Whiteside was a professor at Texas State University in the aquatic biology program and taught the fisheries segment of the program for 18 years until he retired in 2000. He is the author of numerous journal articles about Texas fish and the coauthor of the Freshwater Fishes of Texas book. The 76-year-old Whiteside has served on various committees of fisheries organizations, such as the Texas Chapter American Fisheries Society (AFS) and Southern Division/AFS, and done aquatic-related consulting for environmental consulting firms, the City of San Marcos, state agencies, U.S. Army Corps of Engineers and private organizations.

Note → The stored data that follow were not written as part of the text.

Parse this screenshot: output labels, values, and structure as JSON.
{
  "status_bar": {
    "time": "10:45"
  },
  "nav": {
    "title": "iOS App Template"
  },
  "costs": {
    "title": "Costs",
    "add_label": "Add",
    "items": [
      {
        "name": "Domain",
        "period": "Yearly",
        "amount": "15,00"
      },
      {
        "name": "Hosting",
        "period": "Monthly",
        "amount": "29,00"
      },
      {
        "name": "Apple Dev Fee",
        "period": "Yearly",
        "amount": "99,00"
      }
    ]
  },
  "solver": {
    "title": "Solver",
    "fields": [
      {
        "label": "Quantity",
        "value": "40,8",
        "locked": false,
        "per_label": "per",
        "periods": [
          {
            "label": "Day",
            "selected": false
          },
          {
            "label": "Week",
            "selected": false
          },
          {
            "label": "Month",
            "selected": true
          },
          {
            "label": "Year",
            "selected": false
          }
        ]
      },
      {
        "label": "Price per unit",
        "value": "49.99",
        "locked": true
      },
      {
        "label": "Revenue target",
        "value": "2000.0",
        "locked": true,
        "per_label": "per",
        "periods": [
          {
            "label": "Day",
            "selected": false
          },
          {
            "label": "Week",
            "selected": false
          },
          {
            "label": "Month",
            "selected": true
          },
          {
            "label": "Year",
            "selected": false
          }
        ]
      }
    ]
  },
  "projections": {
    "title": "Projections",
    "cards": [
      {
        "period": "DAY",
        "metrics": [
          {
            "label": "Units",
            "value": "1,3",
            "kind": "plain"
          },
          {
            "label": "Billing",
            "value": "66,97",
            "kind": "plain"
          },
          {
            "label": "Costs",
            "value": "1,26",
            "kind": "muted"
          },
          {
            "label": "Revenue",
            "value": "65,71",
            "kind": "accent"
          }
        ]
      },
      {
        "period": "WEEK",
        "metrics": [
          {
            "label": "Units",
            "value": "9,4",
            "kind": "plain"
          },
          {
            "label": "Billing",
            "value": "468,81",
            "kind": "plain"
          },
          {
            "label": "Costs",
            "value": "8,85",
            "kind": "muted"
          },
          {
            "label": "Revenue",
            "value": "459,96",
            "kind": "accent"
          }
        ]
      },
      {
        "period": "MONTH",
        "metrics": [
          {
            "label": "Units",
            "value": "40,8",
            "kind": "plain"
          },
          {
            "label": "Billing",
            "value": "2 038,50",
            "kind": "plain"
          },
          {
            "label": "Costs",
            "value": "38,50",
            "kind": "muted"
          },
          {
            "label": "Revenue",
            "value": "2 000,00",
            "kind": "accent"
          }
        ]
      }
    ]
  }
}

His long list of academic achievements made him worthy of the Hall of Fame status, but Whiteside credits the accomplishments of his students and fellow faculty members he has worked with over the years for his Hall of Fame induction. “They have done a lot in this state as far as cleaning up the water,” Whiteside said. “If you don’t have good fish habitat you are not going to have much fish anyway.” Whiteside noted many of his students have worked for the TWPD, various river authorities, the TFFC and the U.S. Fish and Wildlife Service.
Whiteside is also an accomplished bass angler who has qualified for four B.A.S.S. Nation divisionals since he joined the Canyon Bass Club in 1969. “I joined the club because I was always interested in fishing,” he said. “I loved to fish and happened to get into the (fisheries) field. I don't think there are too many biologists who really love fishing that much.”
The retired fisheries biologist has also been an active participant in his club’s conservation projects and has helped the club secure grants for habitat enhancement projects at LBJ and Canyon lakes.